Durante las últimas décadas la ingesta de edulcorantes y el riesgo de cáncer se ha debatido ampliamente. Innumerables estudios han sido publicados sobre la ingesta de sacarina en ratas de laboratorio. Aproximadamente en 20 grupos de estudio, se analizó el efecto de altas dosis de sacarina en una generación de ratas que habían estado expuestos durante 1,5 años. De 20 estudios, sólo uno reportó un significativo aumento de neoplasias (cáncer de vejiga) en los animales alimentados con sacarina al ser comparada con los controles, aunque la evidencia no era válida por ser el metabolismo de la sacarina específico de esa especie (1, Fukushima S), y que la sacarina no daba lugar a litiasis, ya sea del tracto urinario o lesiones epiteliales en los seres humanos. Después de la entrada del ciclamato y el aspartamo al mercado de alimentos, enfermedades como el cáncer de vejiga no se podía vincular sólo al consumo de sacarina, porque la mayoría de los consumidores acostumbran a consumir diferentes edulcorantes artificiales. Un estudio realizado en 1010 casos de diferentes tipos de cáncer confirmado y 2107 controles, no mostró asociación entre el consumo alimentos que contenían edulcorantes (incluyendo el aspartamo) y el riesgo de cáncer (2, Belpoggi F.; 3, Magnuson BA).

Un estudio caso control con 8976 casos con diversos tipos de cáncer y 7028 controles concluyó que no hay asociación entre el consumo de sacarina, aspartame y otros edulcorantes y cáncer (4, Gallus S.), otro reciente estudio con 230 casos de cáncer de estómago confirmado histológicamente y 547 controles concluyó la ausencia en la asociación en el consumo y el riesgo de neoplasias (5, Bosetti C.).
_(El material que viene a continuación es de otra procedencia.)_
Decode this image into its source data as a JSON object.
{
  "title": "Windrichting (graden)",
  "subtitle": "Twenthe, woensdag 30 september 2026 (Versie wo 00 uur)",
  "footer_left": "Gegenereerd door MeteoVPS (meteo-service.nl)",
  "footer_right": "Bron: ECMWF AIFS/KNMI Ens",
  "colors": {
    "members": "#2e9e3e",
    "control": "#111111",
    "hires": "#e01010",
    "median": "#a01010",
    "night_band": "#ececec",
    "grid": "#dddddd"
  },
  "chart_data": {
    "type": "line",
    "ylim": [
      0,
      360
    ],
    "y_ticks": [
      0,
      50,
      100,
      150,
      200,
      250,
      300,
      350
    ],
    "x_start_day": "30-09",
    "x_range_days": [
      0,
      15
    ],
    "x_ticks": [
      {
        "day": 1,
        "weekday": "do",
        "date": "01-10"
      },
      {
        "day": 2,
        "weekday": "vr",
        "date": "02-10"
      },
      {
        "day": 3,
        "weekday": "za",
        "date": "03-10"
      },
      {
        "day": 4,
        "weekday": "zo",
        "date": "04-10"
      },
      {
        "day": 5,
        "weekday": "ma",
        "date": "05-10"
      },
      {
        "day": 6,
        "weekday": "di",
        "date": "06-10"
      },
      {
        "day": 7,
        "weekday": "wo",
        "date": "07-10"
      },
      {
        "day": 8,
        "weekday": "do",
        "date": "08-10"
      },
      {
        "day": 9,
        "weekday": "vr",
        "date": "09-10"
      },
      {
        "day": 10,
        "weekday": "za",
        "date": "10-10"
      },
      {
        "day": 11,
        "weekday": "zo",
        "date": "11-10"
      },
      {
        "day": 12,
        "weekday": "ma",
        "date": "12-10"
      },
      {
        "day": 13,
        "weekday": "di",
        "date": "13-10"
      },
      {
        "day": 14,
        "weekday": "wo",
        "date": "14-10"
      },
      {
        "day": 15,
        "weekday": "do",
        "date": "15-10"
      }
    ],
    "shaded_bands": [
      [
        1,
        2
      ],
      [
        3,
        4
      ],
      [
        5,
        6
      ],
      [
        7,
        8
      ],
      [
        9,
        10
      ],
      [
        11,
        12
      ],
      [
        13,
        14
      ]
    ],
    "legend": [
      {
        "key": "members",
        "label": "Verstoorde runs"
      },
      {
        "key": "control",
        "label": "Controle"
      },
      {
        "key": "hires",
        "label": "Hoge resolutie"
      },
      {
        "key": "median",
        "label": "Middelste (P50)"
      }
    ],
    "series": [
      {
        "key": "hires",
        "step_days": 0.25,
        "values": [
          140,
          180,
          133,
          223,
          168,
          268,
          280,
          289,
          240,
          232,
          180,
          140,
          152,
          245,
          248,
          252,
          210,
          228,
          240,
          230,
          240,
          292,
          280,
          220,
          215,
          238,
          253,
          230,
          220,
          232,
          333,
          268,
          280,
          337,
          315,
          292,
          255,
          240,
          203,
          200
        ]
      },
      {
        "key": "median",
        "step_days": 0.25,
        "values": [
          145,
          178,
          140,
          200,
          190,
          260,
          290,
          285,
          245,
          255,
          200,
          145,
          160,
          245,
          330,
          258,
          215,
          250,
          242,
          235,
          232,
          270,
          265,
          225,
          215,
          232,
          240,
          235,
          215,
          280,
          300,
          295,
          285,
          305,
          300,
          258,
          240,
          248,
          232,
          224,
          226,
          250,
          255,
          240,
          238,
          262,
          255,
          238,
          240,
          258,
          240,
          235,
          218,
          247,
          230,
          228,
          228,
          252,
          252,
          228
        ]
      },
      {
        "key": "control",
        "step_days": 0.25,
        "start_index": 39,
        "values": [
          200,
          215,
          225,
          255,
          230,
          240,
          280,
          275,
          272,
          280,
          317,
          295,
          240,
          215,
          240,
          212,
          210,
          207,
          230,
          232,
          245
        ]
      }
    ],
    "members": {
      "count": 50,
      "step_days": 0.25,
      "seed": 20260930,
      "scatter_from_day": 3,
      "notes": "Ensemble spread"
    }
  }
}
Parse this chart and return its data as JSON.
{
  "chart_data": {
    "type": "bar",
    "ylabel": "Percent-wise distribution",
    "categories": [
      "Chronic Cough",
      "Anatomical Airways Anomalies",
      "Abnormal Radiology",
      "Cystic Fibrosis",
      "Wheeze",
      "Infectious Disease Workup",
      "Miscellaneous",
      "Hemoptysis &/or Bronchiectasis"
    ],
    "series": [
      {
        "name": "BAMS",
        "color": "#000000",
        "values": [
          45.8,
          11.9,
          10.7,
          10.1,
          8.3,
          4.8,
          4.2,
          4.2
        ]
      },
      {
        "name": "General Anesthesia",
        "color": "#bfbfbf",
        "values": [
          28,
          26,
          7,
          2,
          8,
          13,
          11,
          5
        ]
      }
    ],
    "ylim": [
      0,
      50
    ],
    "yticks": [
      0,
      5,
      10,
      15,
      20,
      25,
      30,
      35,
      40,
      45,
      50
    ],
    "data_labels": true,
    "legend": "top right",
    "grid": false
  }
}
El consumo de edulcorantes se hace más intenso y habitual en nuestra sociedad, dado que los índices de sobrepeso aumentan de forma constante, y están presentes en una gran variedad de alimentos. Los edulcorantes mantienen la palatabilidad de la dieta permitiendo reemplazar el azúcar de muchos alimentos y así reducir el aporte calórico de los mismos. La ingesta es segura, pero no sabemos qué cantidad límite de edulcorantes en los alimentos será segura o pasará a ser indegura. Se necesita pues, investigar sobre consumo real de edulcorantes, y no es ético dar cantidades elevadas a seres humanos para comprobarlo

 

  1. Fukushima S, Arai M, Nakanowatari J, Hibino T, Okuda M, Ito N. Differences in susceptibility to sodium saccharin among various strains of rats and other animal species. Gann; 1983;74: 8-20.
  2. Belpoggi F, Sofritti M, Padovani M, Degli Esposti D, Lauriola M, Minardi F. Results of long-term cercinogenicity bioassay on Sprague-Dawley rats exposed to aspartameadministered in feed. Ann NY Acad Sci, 2006;1076:559-77.         [ Links ]
  3. Magnuson BA, Burdock GA, Doull J. Aspartame: a safety evaluation based on current use levels, regulations, and toxicological and epidemiological studies. Crit Rev Toxicol.2007;37: 629-727.      
  4. Gallus S, Scotti L, Negri E, Talamini R, Franceschi S, Montella M, Giacosa A, Dal Maso L, La Vecchia C. Artificial sweeteners and cancer risk in a network of case-controlstudies. Ann Oncol. 2007;18:40-4.
  5. Bosetti C, Gallus S, Talamini R, Montella M, Franceschi S, Negri E, La Vecchia C. Artificial sweeteners and the risk of gastric, pancreatic, and endometrial cancers in Italy. CancerEpidemiol Biomarkers Prev. 2009 ;18:2235-8.